Marvel fans, myself included, rejoiced and celebrated the studio’s first lead Asian superhero film Shang-Chi and the Legend of the Ten Rings when it was released. It was a moment of excitement, of finally seeing ourselves represented on the big screen, and in arguably the biggest movie franchise right now. This pivotal moment, and subsequently how well the film performed at the box office, proved that Asian leads and our stories are worth investing in. Months later, Marvel’s newest film, Eternals, helmed by Academy Award-winning director Chloé Zhao, proves to be their most ambitiously diverse film yet.

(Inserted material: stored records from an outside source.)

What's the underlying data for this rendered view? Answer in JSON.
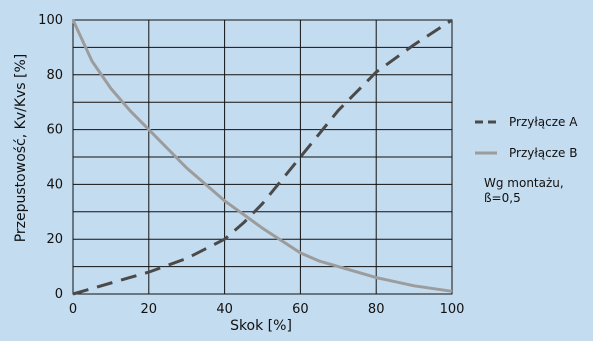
{
  "chart_data": {
    "type": "line",
    "xlabel": "Skok [%]",
    "ylabel": "Przepustowość, Kv/Kvs [%]",
    "xlim": [
      0,
      100
    ],
    "ylim": [
      0,
      100
    ],
    "x_ticks": [
      "0",
      "20",
      "40",
      "60",
      "80",
      "100"
    ],
    "y_ticks": [
      "0",
      "20",
      "40",
      "60",
      "80",
      "100"
    ],
    "grid": true,
    "legend_position": "right",
    "series": [
      {
        "name": "Przyłącze A",
        "style": "dashed",
        "color": "#4a4a4a",
        "x": [
          0,
          10,
          20,
          30,
          40,
          45,
          50,
          60,
          70,
          80,
          90,
          100
        ],
        "y": [
          0,
          4,
          8,
          13,
          20,
          26,
          33,
          50,
          67,
          81,
          91,
          100
        ]
      },
      {
        "name": "Przyłącze B",
        "style": "solid",
        "color": "#9c9c9c",
        "x": [
          0,
          5,
          10,
          15,
          20,
          30,
          40,
          50,
          60,
          65,
          70,
          80,
          90,
          100
        ],
        "y": [
          100,
          85,
          75,
          67,
          60,
          46,
          34,
          24,
          15,
          12,
          10,
          6,
          3,
          1
        ]
      }
    ],
    "note_lines": [
      "Wg montażu,",
      "ß=0,5"
    ]
  }
}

When I wrote about Shang-Chi, I praised the film for how much it helped me connect with my Asian roots. Growing up in an Asian household in Latin America had made me feel “othered.” Shang-Chi spoke to the Asian side of my intersectional identity, one that I had dreamed of seeing on the big screen ever since I was young. And while it helped mend a gap between me and my identity, the film wasn’t able to represent me in my entirety.
Enter Chloé Zhao, who manages to deliver on every front when it comes to this movie.

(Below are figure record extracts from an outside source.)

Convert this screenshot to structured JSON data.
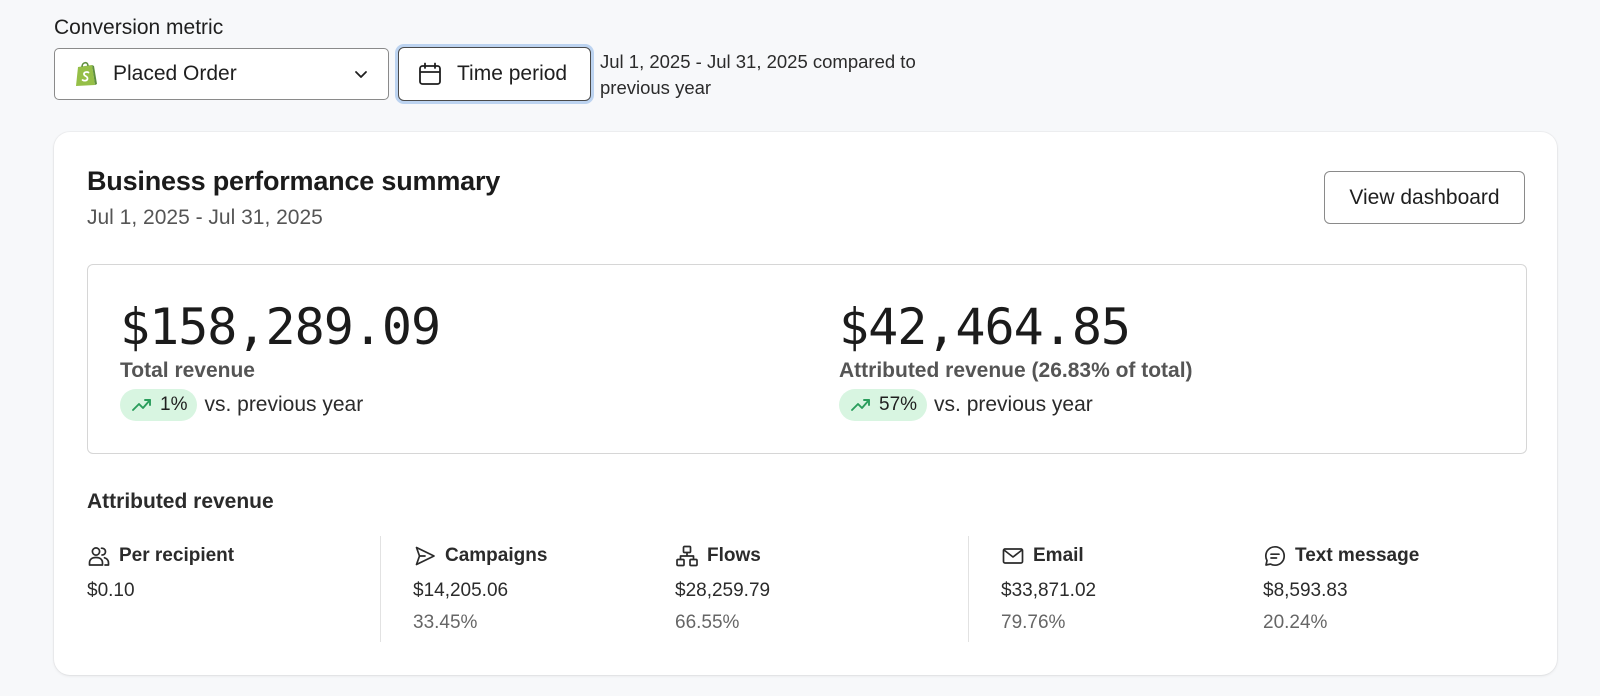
{
  "header": {
    "metric_label": "Conversion metric",
    "metric_value": "Placed Order",
    "time_button": "Time period",
    "period_text": "Jul 1, 2025 - Jul 31, 2025 compared to previous year"
  },
  "card": {
    "title": "Business performance summary",
    "subtitle": "Jul 1, 2025 - Jul 31, 2025",
    "view_button": "View dashboard",
    "total": {
      "amount": "$158,289.09",
      "label": "Total revenue",
      "change": "1%",
      "comparison": "vs. previous year"
    },
    "attributed": {
      "amount": "$42,464.85",
      "label": "Attributed revenue (26.83% of total)",
      "change": "57%",
      "comparison": "vs. previous year"
    },
    "attributed_heading": "Attributed revenue",
    "stats": [
      {
        "label": "Per recipient",
        "value": "$0.10",
        "percent": ""
      },
      {
        "label": "Campaigns",
        "value": "$14,205.06",
        "percent": "33.45%"
      },
      {
        "label": "Flows",
        "value": "$28,259.79",
        "percent": "66.55%"
      },
      {
        "label": "Email",
        "value": "$33,871.02",
        "percent": "79.76%"
      },
      {
        "label": "Text message",
        "value": "$8,593.83",
        "percent": "20.24%"
      }
    ]
  },
  "colors": {
    "background": "#f7f8fa",
    "badge_bg": "#d8f5e1",
    "trend_green": "#2a9d5c",
    "shopify_green": "#95bf47",
    "focus_ring": "#bcd3f0"
  },
  "icons": [
    "shopify-icon",
    "chevron-down-icon",
    "calendar-icon",
    "trend-up-icon",
    "users-icon",
    "send-icon",
    "flow-icon",
    "mail-icon",
    "message-icon"
  ]
}
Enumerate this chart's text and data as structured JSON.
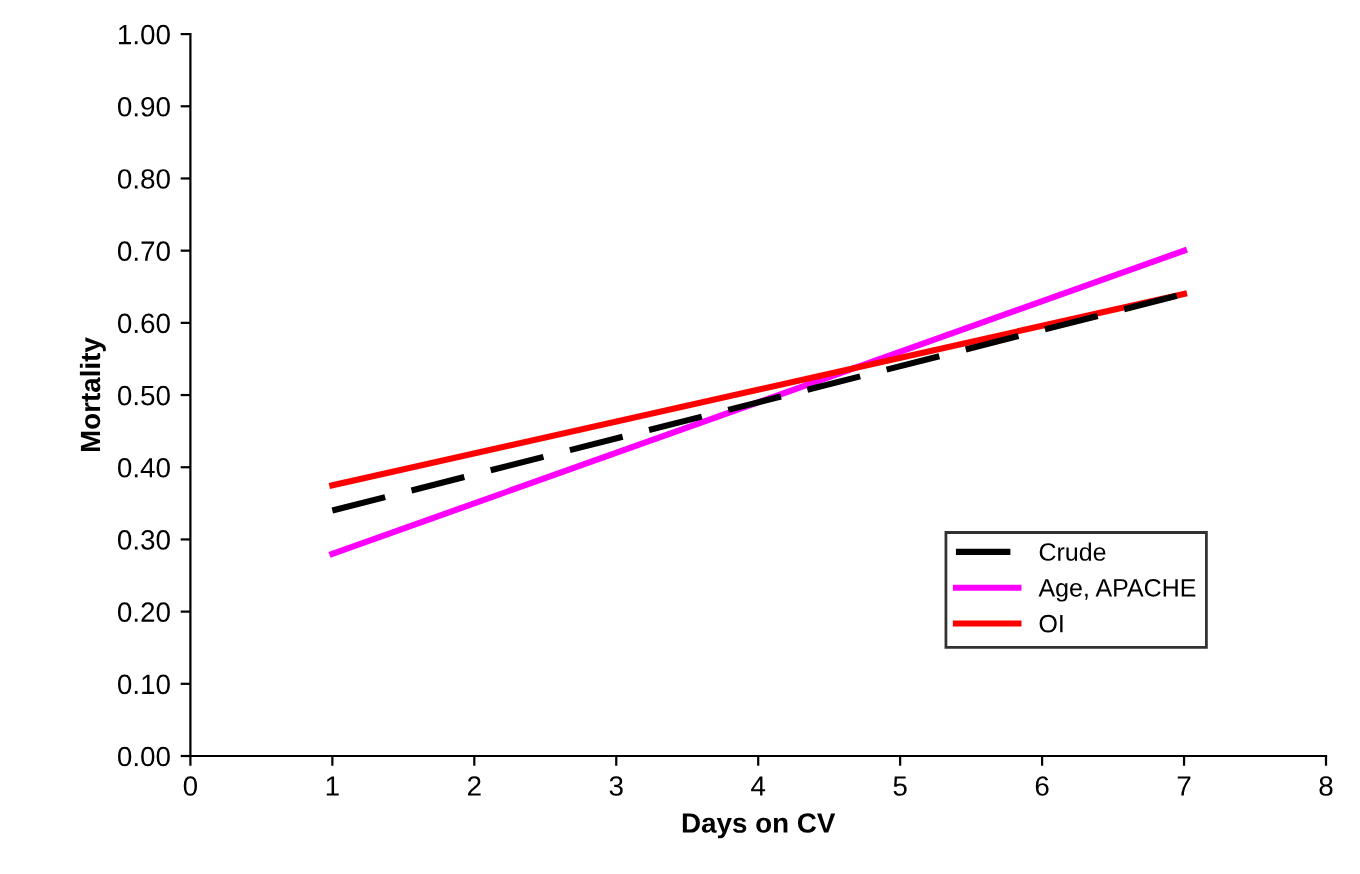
{
  "chart_data": {
    "type": "line",
    "xlabel": "Days on CV",
    "ylabel": "Mortality",
    "x": [
      1,
      7
    ],
    "series": [
      {
        "name": "Crude",
        "color": "#000000",
        "values": [
          0.34,
          0.64
        ],
        "line_style": "dashed"
      },
      {
        "name": "Age, APACHE",
        "color": "#ff00ff",
        "values": [
          0.28,
          0.7
        ],
        "line_style": "solid"
      },
      {
        "name": "OI",
        "color": "#ff0000",
        "values": [
          0.375,
          0.64
        ],
        "line_style": "solid"
      }
    ],
    "xlim": [
      0,
      8
    ],
    "xticks": [
      0,
      1,
      2,
      3,
      4,
      5,
      6,
      7,
      8
    ],
    "ylim": [
      0,
      1
    ],
    "yticks": [
      {
        "value": 0,
        "label": "0.00"
      },
      {
        "value": 0.1,
        "label": "0.10"
      },
      {
        "value": 0.2,
        "label": "0.20"
      },
      {
        "value": 0.3,
        "label": "0.30"
      },
      {
        "value": 0.4,
        "label": "0.40"
      },
      {
        "value": 0.5,
        "label": "0.50"
      },
      {
        "value": 0.6,
        "label": "0.60"
      },
      {
        "value": 0.7,
        "label": "0.70"
      },
      {
        "value": 0.8,
        "label": "0.80"
      },
      {
        "value": 0.9,
        "label": "0.90"
      },
      {
        "value": 1,
        "label": "1.00"
      }
    ],
    "grid": false,
    "legend": "bottom right",
    "marker": "none"
  }
}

The beauty of Eternals isn’t just the breathtaking cinematography or the jaw-dropping fight sequences, but rather its deep connection to humanity. Zhao devotes herself to making sure the film is full of organic representation, from having a kind and empathetic Asian woman as the protagonist, played by Gemma Chan, and a strong and nurturing Latine woman as the leader of the Eternals, played by Salma Hayek.

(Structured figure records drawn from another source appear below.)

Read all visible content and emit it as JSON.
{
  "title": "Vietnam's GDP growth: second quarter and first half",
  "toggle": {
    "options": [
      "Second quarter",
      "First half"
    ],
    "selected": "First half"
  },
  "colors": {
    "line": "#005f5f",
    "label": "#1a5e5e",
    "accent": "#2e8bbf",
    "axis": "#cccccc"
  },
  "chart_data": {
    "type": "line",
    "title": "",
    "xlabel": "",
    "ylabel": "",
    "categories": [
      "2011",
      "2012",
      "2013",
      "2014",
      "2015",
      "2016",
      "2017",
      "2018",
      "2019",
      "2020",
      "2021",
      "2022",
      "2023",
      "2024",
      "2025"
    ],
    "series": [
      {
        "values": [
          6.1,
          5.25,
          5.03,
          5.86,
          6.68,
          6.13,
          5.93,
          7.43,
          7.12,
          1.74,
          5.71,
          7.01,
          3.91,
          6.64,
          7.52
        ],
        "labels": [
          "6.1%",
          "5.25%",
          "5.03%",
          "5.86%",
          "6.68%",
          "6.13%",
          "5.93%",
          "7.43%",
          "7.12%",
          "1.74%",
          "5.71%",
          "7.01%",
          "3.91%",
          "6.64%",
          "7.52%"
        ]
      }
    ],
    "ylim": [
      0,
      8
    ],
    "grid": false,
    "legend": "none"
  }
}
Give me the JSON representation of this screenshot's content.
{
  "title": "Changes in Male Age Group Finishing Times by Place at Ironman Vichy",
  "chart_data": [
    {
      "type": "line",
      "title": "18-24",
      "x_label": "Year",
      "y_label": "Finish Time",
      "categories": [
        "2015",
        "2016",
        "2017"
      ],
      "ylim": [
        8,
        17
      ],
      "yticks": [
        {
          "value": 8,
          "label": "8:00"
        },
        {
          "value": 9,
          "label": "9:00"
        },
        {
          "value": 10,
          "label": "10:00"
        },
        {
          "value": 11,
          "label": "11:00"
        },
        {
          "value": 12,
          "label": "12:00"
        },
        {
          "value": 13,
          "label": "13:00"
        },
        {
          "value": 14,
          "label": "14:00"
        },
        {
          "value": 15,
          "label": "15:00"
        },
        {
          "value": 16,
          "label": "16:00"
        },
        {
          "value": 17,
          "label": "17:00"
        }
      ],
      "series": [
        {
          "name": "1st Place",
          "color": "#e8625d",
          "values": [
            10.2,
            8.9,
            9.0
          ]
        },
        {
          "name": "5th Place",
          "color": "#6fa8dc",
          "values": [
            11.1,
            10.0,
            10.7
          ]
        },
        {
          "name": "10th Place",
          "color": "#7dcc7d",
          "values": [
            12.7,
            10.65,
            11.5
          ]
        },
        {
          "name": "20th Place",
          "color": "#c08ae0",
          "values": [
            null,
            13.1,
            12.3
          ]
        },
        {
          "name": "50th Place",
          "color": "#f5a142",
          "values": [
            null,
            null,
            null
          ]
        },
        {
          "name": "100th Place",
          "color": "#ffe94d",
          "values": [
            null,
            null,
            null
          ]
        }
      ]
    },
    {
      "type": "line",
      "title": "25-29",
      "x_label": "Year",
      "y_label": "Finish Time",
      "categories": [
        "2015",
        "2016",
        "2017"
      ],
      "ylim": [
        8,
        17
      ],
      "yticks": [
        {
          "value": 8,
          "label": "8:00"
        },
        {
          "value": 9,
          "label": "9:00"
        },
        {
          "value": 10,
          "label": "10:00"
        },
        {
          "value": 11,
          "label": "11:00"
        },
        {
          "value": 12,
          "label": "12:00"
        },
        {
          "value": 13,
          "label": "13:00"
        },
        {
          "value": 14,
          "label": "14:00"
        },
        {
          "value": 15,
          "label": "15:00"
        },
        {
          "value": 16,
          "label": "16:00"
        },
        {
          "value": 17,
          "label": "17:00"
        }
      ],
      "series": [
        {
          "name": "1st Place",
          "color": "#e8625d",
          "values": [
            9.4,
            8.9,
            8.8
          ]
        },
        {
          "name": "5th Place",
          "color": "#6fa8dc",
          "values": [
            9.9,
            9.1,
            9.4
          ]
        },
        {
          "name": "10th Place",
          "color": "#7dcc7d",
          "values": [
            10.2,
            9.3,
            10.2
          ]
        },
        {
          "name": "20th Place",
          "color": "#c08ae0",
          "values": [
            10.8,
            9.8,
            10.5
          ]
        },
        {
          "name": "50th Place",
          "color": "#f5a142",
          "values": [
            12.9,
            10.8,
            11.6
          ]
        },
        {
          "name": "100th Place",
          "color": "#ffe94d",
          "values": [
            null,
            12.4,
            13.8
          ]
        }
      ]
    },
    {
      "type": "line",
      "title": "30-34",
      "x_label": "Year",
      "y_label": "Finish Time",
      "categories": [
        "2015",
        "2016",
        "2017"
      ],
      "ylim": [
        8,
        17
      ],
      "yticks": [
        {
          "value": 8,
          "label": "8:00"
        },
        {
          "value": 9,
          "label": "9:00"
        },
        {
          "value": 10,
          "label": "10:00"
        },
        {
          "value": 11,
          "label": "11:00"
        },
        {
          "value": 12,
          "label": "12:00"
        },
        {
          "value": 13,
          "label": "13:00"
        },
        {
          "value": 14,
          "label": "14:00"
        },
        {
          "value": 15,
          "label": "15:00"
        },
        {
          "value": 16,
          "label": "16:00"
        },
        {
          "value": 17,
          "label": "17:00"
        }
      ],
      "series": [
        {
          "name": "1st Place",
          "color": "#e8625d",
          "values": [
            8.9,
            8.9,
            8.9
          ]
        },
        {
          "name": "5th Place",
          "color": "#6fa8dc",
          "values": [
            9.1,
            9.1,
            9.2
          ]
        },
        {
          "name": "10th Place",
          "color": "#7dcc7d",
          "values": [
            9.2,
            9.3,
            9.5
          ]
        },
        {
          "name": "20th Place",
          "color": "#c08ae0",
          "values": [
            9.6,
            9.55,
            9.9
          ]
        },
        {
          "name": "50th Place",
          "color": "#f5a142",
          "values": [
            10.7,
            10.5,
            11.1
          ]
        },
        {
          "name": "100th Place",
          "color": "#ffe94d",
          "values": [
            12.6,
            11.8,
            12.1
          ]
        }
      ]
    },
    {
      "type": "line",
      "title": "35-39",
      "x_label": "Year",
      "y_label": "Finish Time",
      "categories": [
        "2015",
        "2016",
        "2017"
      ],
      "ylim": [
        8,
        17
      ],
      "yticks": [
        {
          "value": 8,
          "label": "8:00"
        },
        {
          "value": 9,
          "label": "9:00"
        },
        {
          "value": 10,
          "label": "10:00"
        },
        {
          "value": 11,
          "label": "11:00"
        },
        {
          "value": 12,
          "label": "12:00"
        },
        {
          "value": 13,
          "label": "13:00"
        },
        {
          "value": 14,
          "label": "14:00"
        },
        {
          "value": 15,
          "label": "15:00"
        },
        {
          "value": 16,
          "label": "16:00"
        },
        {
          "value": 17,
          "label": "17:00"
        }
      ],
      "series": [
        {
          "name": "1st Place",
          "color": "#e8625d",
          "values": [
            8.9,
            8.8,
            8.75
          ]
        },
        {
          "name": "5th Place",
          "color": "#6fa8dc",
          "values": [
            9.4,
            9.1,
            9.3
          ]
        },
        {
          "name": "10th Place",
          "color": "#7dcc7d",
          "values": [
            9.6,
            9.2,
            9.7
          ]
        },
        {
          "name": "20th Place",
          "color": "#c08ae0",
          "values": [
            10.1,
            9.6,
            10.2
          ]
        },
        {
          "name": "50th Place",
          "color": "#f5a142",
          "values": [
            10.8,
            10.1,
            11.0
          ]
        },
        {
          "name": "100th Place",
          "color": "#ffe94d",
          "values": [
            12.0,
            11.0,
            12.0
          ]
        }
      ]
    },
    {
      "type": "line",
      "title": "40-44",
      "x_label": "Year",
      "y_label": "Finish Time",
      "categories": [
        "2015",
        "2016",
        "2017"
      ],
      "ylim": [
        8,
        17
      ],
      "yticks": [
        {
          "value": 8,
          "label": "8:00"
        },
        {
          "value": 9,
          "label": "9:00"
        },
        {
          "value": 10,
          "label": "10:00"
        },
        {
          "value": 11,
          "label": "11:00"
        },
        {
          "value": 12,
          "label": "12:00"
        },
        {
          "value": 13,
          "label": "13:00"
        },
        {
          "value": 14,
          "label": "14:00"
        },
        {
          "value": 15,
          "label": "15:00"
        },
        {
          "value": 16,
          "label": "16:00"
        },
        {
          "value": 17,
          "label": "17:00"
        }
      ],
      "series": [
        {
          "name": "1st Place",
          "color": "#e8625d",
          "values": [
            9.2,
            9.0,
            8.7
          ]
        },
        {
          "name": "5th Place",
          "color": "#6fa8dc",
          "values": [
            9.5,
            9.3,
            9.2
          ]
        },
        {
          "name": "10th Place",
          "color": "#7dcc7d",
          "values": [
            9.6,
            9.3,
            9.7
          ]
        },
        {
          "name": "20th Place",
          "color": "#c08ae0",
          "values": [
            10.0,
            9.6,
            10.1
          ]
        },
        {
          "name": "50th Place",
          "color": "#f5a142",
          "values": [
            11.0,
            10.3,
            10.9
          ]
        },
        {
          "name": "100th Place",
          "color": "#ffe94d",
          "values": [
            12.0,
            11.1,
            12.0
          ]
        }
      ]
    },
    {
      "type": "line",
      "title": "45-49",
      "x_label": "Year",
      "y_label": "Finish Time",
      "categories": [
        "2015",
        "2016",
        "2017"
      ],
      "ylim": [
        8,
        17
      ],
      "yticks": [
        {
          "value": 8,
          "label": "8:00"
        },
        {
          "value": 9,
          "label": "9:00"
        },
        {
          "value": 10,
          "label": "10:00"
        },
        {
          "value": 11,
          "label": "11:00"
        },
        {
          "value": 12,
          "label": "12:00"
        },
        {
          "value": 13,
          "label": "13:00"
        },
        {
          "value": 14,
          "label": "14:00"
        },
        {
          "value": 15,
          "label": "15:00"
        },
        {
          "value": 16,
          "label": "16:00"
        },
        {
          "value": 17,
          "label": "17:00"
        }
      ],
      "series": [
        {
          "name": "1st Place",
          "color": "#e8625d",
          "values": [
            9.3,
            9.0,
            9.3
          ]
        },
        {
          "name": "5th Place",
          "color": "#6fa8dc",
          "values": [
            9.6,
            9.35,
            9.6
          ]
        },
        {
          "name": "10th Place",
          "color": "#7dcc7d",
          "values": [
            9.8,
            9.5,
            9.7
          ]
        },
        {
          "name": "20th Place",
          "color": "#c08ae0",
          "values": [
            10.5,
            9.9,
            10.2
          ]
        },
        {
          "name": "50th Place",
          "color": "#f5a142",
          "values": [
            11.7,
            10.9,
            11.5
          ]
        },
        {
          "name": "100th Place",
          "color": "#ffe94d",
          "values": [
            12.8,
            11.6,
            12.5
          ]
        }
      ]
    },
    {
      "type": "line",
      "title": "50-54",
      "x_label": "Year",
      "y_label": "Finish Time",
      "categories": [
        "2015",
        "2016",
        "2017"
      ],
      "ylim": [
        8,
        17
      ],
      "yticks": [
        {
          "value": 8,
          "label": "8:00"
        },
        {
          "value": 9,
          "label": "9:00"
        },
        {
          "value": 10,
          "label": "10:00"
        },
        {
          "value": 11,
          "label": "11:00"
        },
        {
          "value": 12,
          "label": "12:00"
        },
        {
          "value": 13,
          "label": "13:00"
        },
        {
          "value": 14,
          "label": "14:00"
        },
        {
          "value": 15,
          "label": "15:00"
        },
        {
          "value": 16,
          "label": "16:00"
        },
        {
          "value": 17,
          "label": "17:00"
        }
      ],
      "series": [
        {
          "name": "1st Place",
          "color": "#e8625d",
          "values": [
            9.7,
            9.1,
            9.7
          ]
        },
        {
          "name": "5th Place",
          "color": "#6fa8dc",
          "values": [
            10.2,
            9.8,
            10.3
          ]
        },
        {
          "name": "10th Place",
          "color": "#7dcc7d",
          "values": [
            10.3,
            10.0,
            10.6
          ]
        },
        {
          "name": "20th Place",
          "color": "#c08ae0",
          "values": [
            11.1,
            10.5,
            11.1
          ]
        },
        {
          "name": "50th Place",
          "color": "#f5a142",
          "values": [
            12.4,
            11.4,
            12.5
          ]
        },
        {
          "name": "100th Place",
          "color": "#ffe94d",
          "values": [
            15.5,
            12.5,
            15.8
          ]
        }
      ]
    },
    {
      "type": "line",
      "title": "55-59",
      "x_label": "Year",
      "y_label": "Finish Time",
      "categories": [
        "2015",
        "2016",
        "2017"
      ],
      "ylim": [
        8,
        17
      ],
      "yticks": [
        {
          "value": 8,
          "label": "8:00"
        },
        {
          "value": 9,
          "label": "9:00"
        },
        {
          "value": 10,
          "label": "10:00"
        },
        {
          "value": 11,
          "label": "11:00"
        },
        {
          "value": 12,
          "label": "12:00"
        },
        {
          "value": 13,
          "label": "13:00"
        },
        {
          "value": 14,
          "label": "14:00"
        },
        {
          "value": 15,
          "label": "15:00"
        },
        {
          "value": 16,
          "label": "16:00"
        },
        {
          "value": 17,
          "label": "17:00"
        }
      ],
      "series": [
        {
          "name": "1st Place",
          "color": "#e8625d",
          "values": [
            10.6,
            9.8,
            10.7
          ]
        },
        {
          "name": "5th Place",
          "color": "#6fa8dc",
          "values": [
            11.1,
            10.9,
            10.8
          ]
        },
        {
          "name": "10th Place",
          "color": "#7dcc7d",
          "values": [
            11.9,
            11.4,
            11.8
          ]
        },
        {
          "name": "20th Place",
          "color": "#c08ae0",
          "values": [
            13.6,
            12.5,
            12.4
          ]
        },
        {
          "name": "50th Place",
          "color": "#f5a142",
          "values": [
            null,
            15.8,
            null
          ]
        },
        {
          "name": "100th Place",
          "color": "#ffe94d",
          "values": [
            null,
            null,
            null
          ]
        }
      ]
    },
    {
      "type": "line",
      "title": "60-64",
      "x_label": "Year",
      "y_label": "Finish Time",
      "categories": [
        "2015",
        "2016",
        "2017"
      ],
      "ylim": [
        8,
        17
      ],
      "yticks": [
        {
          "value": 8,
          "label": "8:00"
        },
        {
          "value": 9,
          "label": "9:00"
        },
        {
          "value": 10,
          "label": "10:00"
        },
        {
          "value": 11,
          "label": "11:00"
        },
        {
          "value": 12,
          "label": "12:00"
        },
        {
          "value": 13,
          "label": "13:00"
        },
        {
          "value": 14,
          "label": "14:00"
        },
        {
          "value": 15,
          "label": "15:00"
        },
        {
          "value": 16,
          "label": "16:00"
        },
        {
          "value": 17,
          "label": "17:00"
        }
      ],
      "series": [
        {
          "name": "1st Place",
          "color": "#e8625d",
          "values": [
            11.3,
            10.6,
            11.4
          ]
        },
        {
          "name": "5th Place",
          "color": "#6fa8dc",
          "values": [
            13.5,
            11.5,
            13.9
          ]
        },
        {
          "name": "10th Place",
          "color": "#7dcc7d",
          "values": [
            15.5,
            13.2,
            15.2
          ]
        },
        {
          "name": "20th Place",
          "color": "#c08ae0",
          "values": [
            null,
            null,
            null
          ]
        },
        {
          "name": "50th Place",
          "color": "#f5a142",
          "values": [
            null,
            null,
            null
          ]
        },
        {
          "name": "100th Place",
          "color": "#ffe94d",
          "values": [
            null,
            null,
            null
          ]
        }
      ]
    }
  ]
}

Zhao’s commitment to diversity doesn’t stop there, as she continues to explore intersectionality through Makkari, Marvel’s first deaf superhero, played by Lauren Ridloff, who perfectly embodies the complexities of intersectionality as she’s a deaf, Afro-Latine woman. Furthermore, Zhao introduces Marvel’s first openly gay superhero to the big screen, Phastos, played by Brian Tyree Henry, in an effort to show that everyone’s story matters.
Eternals accurately represents just how diverse humanity actually is. And our heroes diversity allows them to do just that. What’s even more impressive, is that the film’s representation is present all the way throughout the film by having tough conversations about mental health, what toxic and healthy relationships look like, and what it means to be human. Zhao even manages to showcase Asian men with Kingo, played by Kumail Nanjiani, and Gilgamesh, played by Don Lee, demonstrating that Asian men can have a range of personalities, motivations, and even body types.
Ultimately, Eternals proves that anyone can be a superhero, it doesn’t matter what we look like, who we choose to love, and the disabilities we have. Our differences aren’t divisive, but rather can bring us closer together. And while Zhao’s film will not be for everyone, it doesn’t have to be.
This movie will resonate with the people that need it the most, like me. Because every last bit of who I am, from my cultural upbringing to what I look like and my sexuality, are all represented in this film. And that is why this film, this story, and these characters matter so much — because every human being out there deserves to have every facet of their identity validated and represented in the heroes they love.